Worthy of contemplation by U. S. students who must this month decide what courses of study they shall undertake during the coming school year, were words of Sir Frederic G. Kenyon, written for a conservative London quarterly and relayed to the U. S. last week by the discerning Living Age.

Sir Frederic was speaking of the

Classics a subject upon which

he may entertain a slight bias, he being director and chief librarian of the British Museum, a onetime (1917-21) President of the British Academy, a member of numerous societies and academies devoted to classical culture, a scholar deeply steeped in Oxford tradition and repeatedly honored by universities from Athens to Ohio.

Besides high lauds for the exhaustive survey lately completed by the American Classical League (TIME, Oct. 6, July 13) upon the present condition of the Classics, Sir Frederic wrote the following:

"The contest between Science and the Classics is, it may be hoped, as dead as the contest between Science and Theology.
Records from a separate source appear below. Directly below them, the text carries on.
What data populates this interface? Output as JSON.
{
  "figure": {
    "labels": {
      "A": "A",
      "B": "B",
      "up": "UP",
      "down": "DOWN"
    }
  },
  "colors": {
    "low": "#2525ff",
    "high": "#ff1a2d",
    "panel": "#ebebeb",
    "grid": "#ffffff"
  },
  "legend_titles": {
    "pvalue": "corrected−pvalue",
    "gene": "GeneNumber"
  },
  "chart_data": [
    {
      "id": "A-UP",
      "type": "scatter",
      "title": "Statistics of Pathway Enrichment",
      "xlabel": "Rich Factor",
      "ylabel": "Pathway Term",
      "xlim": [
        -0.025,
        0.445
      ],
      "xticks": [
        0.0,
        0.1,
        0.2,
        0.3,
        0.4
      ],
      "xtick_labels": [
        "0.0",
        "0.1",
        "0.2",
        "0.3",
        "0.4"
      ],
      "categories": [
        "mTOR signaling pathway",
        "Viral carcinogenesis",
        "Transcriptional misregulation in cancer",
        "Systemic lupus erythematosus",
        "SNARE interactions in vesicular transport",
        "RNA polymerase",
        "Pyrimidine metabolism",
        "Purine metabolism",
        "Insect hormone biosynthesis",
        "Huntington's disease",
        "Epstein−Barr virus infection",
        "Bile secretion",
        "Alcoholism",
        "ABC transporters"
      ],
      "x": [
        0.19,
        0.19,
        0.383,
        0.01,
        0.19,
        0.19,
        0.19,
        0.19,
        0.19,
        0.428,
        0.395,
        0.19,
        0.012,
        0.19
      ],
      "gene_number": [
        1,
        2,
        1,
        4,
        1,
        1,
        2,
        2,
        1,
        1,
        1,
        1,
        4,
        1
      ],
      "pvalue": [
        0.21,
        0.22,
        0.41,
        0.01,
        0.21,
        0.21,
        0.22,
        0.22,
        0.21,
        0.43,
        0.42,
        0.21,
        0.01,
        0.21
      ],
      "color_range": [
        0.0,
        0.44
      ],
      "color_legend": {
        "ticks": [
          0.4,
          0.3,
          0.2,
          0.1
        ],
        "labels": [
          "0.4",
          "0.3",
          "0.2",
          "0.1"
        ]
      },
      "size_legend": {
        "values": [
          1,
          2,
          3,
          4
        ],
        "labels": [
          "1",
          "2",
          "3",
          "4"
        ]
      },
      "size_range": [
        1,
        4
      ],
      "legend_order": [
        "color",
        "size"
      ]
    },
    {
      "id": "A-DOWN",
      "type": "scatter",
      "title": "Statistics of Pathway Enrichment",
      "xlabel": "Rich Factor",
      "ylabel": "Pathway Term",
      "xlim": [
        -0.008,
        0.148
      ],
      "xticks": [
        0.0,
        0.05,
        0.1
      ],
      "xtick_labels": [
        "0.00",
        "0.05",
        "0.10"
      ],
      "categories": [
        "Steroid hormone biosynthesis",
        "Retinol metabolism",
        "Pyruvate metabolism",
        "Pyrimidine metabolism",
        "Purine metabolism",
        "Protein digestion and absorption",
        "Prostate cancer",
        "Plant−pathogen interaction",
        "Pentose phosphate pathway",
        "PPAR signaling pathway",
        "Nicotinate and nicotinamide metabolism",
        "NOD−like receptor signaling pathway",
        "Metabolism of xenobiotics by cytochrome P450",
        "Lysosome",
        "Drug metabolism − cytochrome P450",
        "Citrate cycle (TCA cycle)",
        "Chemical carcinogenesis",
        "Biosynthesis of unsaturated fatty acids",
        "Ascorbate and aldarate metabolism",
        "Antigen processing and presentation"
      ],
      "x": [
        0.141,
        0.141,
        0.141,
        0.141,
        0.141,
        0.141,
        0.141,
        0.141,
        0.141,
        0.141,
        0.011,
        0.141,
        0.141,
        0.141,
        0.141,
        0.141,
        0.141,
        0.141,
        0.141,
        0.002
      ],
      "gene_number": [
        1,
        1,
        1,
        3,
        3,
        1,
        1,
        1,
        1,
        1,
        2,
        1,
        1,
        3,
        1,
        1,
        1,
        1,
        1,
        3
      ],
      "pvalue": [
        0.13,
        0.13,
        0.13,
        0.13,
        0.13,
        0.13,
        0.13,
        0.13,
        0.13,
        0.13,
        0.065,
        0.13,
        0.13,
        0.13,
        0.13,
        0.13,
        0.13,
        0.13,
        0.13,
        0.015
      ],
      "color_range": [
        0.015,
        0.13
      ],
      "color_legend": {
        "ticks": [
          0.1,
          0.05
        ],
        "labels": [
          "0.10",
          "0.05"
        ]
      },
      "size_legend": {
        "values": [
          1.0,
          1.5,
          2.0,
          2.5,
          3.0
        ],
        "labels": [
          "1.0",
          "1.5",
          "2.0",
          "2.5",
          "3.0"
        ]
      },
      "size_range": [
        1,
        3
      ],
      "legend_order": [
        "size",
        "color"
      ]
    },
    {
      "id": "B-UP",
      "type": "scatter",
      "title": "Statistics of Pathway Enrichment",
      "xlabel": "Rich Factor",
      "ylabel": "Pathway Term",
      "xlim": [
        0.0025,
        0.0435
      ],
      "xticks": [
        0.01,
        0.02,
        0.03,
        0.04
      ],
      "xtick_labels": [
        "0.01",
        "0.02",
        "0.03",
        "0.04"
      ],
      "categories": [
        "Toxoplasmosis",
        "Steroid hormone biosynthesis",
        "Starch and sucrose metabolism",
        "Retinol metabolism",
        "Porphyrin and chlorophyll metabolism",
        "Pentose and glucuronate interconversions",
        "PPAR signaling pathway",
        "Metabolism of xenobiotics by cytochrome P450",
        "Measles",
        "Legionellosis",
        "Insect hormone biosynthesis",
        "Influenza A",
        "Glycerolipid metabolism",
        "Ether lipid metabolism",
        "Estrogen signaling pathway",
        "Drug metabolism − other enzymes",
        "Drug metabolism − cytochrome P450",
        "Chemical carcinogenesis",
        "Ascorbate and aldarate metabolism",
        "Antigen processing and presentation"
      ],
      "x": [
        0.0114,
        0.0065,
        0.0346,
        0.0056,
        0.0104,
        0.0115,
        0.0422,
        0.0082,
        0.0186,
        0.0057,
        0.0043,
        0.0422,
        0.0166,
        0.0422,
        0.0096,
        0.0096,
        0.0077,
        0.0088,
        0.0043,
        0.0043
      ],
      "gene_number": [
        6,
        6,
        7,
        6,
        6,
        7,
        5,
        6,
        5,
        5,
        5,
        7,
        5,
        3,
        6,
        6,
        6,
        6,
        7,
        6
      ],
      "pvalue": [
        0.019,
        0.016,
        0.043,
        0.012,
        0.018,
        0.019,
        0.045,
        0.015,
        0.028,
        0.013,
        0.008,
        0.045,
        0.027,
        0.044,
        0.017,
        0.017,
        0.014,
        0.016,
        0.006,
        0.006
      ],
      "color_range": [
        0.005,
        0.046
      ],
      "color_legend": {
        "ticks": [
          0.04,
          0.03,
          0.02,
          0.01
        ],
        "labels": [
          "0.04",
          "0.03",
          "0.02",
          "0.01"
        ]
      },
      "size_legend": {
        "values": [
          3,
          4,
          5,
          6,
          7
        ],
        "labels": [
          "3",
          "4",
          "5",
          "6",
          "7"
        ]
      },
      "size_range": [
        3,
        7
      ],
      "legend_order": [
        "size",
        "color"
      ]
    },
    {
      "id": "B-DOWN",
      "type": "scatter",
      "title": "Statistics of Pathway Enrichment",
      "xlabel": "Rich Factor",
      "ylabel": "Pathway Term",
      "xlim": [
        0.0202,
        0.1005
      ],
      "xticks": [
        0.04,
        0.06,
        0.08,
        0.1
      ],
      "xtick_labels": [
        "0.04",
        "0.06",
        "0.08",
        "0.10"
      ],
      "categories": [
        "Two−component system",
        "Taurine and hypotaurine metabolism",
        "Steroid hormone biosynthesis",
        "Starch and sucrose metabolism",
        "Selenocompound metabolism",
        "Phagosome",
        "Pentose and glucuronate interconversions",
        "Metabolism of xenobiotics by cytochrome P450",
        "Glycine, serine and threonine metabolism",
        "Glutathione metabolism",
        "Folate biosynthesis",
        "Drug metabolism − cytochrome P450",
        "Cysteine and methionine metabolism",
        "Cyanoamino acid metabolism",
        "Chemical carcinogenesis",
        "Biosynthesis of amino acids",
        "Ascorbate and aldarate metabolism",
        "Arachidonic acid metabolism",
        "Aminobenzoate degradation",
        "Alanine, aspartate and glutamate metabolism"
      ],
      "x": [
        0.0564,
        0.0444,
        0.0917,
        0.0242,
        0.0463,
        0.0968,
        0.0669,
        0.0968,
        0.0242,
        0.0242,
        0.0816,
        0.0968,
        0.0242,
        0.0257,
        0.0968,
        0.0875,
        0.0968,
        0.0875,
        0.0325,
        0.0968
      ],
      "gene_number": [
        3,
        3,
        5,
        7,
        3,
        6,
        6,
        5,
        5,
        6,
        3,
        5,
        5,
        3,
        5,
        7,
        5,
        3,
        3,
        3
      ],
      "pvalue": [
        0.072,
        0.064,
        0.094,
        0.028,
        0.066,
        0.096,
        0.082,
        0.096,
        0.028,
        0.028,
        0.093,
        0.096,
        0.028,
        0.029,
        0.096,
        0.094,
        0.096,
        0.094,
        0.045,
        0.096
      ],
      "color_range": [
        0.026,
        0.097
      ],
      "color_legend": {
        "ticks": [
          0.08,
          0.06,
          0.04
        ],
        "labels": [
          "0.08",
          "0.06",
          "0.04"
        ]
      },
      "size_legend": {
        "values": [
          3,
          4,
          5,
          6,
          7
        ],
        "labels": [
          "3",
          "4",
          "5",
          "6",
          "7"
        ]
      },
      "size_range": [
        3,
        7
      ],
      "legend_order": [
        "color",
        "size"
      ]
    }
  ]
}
No reasonable person in either camp doubts that both are essential elements in our civilization, that room must be found for both, and that boys and girls who have an aptitude for either must be given opportunities to develop in accordance with their abilities. . . The value of any element in education lies in its richness in ideas by which it strengthens and enlarges the mind. Science has such ideas in plenty; and History and Modern Languages; but none of these subjects has them more richly than the Classics. Their strength lies just in this width of range. They include much of the greatest poetry, philosophy, history, criticism that the world has produced, and Greek in particular is the supreme embodiment of the true spirit of Science, the resolve to question all things and see them as they really are."